From the little I've read, it seems that spacetime is Lorentzian. Unfortunately, the need for a metric that isn't positive-definite escapes my understanding. Could someone explain the reasoning?
The short answer: - because of the attractiveness of the geometrical description of special relativity; the Lorentz transformations (cornerstone of SR) do not preserve any positive definite form of coordinates, but do preserve certain special indefinite form.
The long answer: In ordinary spatial geometry, for any pair of points $x,y$ in space the value of the quantity
$$
D=\sum_{i=1}^3 (x_i-y_i)^2
$$
where $x_i,y_i$ are coordinates of the points in a cartesian coordinate system, is the same no matter how the coordinate system is oriented in space. In other words, $D$ is invariant with respect to any change of the coordinate system that is rotation around its origin.
In addition, in Newtonian physics this expression is invariant with respect to even greater class of changes of the coordinate system - not only rotations of the coordinate system, but also changes that correspond to a switch from one to another inertial frame. In Newtonian physics We can express this change of coordinates by the so-called Galilei transformation. Distance between two points is (in Newtonian physics) independent of the inertial frame they are observed from. The Galilei transformation is consistent with that; $D$ is invariant with respect to this transformation.
However, in special relativity switching inertial frames is not described by the Galilei transformation, but by the so-called Lorentz transformation, which does not conserve $D$. This is easily seen from the phenomenon of length contraction: length of a rod in general depends on the inertial frame.

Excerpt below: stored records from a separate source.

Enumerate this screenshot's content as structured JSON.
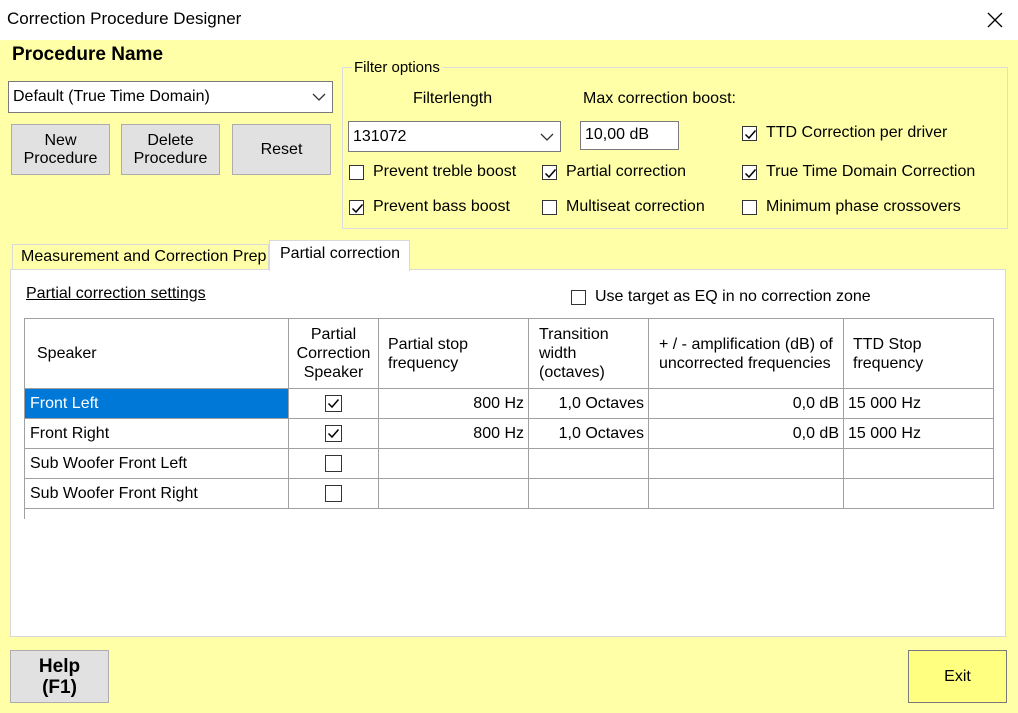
{
  "window": {
    "title": "Correction Procedure Designer"
  },
  "procedure": {
    "heading": "Procedure Name",
    "selected": "Default (True Time Domain)",
    "buttons": {
      "new": "New Procedure",
      "delete": "Delete Procedure",
      "reset": "Reset"
    }
  },
  "filter_options": {
    "legend": "Filter options",
    "filterlength_label": "Filterlength",
    "filterlength_value": "131072",
    "max_boost_label": "Max correction boost:",
    "max_boost_value": "10,00 dB",
    "checkboxes": {
      "ttd_per_driver": {
        "label": "TTD Correction per driver",
        "checked": true
      },
      "prevent_treble": {
        "label": "Prevent treble boost",
        "checked": false
      },
      "partial": {
        "label": "Partial correction",
        "checked": true
      },
      "true_time_domain": {
        "label": "True Time Domain Correction",
        "checked": true
      },
      "prevent_bass": {
        "label": "Prevent bass boost",
        "checked": true
      },
      "multiseat": {
        "label": "Multiseat correction",
        "checked": false
      },
      "min_phase": {
        "label": "Minimum phase crossovers",
        "checked": false
      }
    }
  },
  "tabs": [
    {
      "label": "Measurement and Correction Prep",
      "active": false
    },
    {
      "label": "Partial correction",
      "active": true
    }
  ],
  "partial": {
    "section_title": "Partial correction settings",
    "use_target_label": "Use target as EQ in no correction zone",
    "use_target_checked": false,
    "columns": [
      "Speaker",
      "Partial Correction Speaker",
      "Partial stop frequency",
      "Transition width (octaves)",
      "+ / - amplification (dB) of uncorrected frequencies",
      "TTD Stop frequency"
    ],
    "rows": [
      {
        "speaker": "Front Left",
        "checked": true,
        "stop": "800 Hz",
        "width": "1,0 Octaves",
        "amp": "0,0 dB",
        "ttd": "15 000 Hz",
        "selected": true
      },
      {
        "speaker": "Front Right",
        "checked": true,
        "stop": "800 Hz",
        "width": "1,0 Octaves",
        "amp": "0,0 dB",
        "ttd": "15 000 Hz",
        "selected": false
      },
      {
        "speaker": "Sub Woofer Front Left",
        "checked": false,
        "stop": "",
        "width": "",
        "amp": "",
        "ttd": "",
        "selected": false
      },
      {
        "speaker": "Sub Woofer Front Right",
        "checked": false,
        "stop": "",
        "width": "",
        "amp": "",
        "ttd": "",
        "selected": false
      }
    ]
  },
  "footer": {
    "help": "Help (F1)",
    "exit": "Exit"
  },
  "colors": {
    "background": "#ffffa8",
    "exit_button": "#ffff80",
    "selection": "#0078d7"
  }
}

Minkowski (in essence) pointed out that the Lorentz transformation is similar to the Galilei transformation in that there is a function of coordinates and time
$$
I = \bigg(\sum_{i=1}^3 (x_i-y_i)^2\bigg) - c^2(t-s)^2
$$
($t$, $s$ are times when two events occurred) that is preserved when the switch from one to another inertial frame is done. He proposed a geometrical language where the events in 3D space as observed in an inertial frame are described as points in 4D space. According to special relativity, $I$ is independent of the inertial frame.
With this geometrical picture, the Lorentz transformations become similar to rotations; they change coordinates but preserve certain (indefinite) quadratic form of coordinates.